The reviewers have discussed their reviews with one another, and the Reviewing Editor has drafted this to help you prepare a revised submission. Along with your revision please provide a point x point response to each reviewer critique, including the public review and recommendations for authors, play special attention to the essential revisions below.

Essential revisions:

1) The reviewers pointed out that a few strong claims are not well-supported by the experimental data, in addition, a couple of previously published studies are not accurately cited/interpreted in the manuscript. Please tone down the related statements and accurately cite the previous findings.

2) The reviewers requested further clarification, esp. the anatomical tracing part of the experimental data. For example, providing cell counts, clarification on the methods, etc. Please better integrate this part of the finding into the rest of the manuscript. Please follow the more detailed suggestions in the long-form reviews on other suggestions.

Please include a key resource table if you haven't already done so.
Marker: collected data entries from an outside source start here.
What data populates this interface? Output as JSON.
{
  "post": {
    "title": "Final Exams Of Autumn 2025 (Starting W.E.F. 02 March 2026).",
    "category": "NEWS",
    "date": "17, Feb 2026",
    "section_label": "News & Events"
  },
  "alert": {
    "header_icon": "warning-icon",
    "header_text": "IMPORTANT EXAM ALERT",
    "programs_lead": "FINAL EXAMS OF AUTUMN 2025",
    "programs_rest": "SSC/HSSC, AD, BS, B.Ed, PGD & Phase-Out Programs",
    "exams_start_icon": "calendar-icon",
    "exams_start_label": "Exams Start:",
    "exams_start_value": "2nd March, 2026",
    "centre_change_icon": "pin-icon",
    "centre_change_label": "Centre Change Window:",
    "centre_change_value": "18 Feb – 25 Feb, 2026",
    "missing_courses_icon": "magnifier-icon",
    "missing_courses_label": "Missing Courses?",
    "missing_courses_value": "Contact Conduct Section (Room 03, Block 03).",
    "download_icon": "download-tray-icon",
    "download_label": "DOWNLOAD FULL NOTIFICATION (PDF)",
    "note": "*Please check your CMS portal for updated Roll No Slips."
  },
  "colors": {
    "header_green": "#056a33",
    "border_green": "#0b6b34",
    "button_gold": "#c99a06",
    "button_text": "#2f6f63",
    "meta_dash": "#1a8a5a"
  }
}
Reviewer #1 (Recommendations for the authors):

While overall this is a well-executed study that uses a variety of behavior tasks to demonstrate the activity of DS-projecting rILN neurons. Yet, the different parts of this study (electrophysiology, behavior, tracing) feel somewhat disjointed, and additional control experiments would be needed to substantiate some of the claims made.

– The statement that the authors "discovered that rILN neurons projecting to the DS integrated information from several subcortical and cortical sources" (abstract lines 39 – 41) is misleading and not fully supported by the presented data. While the authors demonstrate that rILN neurons can receive input projections from several subcortical and cortical areas, they do not show whether these projections converge onto the same individual neurons in rILN, and more importantly, they do not show whether "information" is carried by these projections or integrated into rILN neurons during behavior. Recordings and manipulation experiments of these subcortical and cortical inputs to rILN would be necessary to support such a claim.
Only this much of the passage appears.